Desde su fundación en el año 1519 se convertirá en «objeto de deseo» de cuanto aventurero, financiado o no por las potencias competidoras de Castilla, navegue por sus aguas. Los saqueos serán sus primeras noticias como hecho histórico; más aún, cuando, tras el descubrimiento del Canal Viejo de las Bahamas, la Corona disponga que sea el centro de la concentración anual de los galeones en su tornaviaje a Europa. Una importancia estratégica acelerada la colocará en situación de permanente alerta; la mantendrá hasta finales del siglo xviii. Su crucial carácter portuario se definirá como una «puerta de doble sentido», de origen y de reacción, que desarrollará una importancia progresiva deformando no sólo la morfología de su plano urbano, sino la de su territorio vinculado activando una codificación transversal con Cartagena de Indias y con Veracruz que hará, de sus carencias, oportunidades. En este año en que Castilla incorpora finalmente el reino de Navarra, un dominio pirenaico que aún era independiente a la Corona el rey se convertirá en emperador de Europa, al año siguiente. Los otomanos presionan ahora Viena, tras la caída de Constantinopla, y han cerrado la ruta clásica, por el este, hacia China. Un mundo multipolar se redefine hacia Oriente desde La Habana. Los españoles se convertirán, sin saberlo, en piezas anónimas del nuevo orden económico que se consolidara tres siglos más tarde con la industrialización mundial.

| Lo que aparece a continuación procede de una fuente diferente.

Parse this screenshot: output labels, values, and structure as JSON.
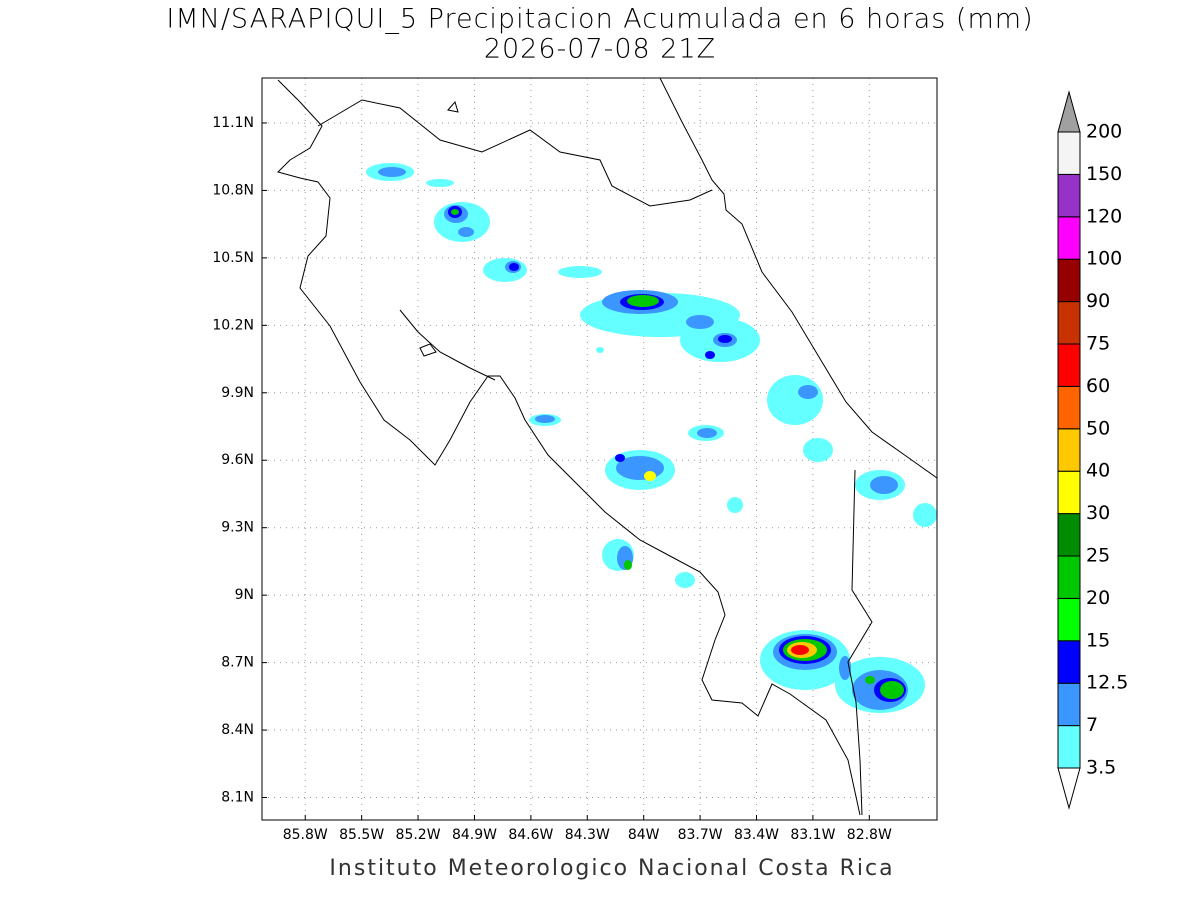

Como la música, la ciudad en formación expresará sus desarrollos en «silencios interrumpidos»; en ocasiones, ensordecedores. A La Habana le llegan noticias de movimientos sociales, desconocidos hasta el momento, desencadenados en las ciudades de Aragón por las Germanías. A la sombra de la ceiba donde, al parecer, estuvo su primitiva plaza, la tipología que los estudiosos denominaran «centros de conquista», concluye; en un paraje próximo, Casiguaguas, se intenta represar las aguas en una primera obra de ingeniería hidráulica de consolidación urbana, quizá la más antigua de este Caribe renacentista. Hernando de Soto construye una primera torre, de corte medieval, para defender el asentamiento que será destruida enseguida; como sus primeras referencias documentales. Documento y arquitectura se necesitan mutuamente, como vestigios, en este paisaje adjetivado por un «vivir alterado». Se levanta la Fuerza Nueva que, como en Puerto Rico, pasados unos años, acabará por ser la residencia del capitán general dejando paso a defensas más eficientes. Europa, en el primer aniversario de existencia de La Habana, conoce las grandes aportaciones de René Descartes, de Johannes Kepler o de Félix Lope de Vega. En este 1619 se estrena Fuenteovejuna. En Madrid se construye entonces la plaza Mayor. En Norteamérica, en el territorio de Virginia, desembarcan los treinta y ocho colonos que motivan el día de Acción de Gracias. El cultivo del azúcar y del tabaco toma vuelo en los alrededores de una Habana que se engrandece con numerosas construcciones civiles y religiosas; modestas estas últimas, de una nave, de estructura mudéjar, que se integrarán en los conventos camuflados en la trama. El de Santa Clara ocupará cuatro manzanas. A fines del siglo se divide la diócesis de Cuba y ello significa trasformar en catedral la iglesia Mayor; será objeto de múltiples proyectos que no llegan a culminarse, muy interesantes: un modelo jesuítico; otro, afín a la sede de Valladolid; otro, en la línea de Diego de Siloé en Jaén. Es la Civitas Dei del Barroco.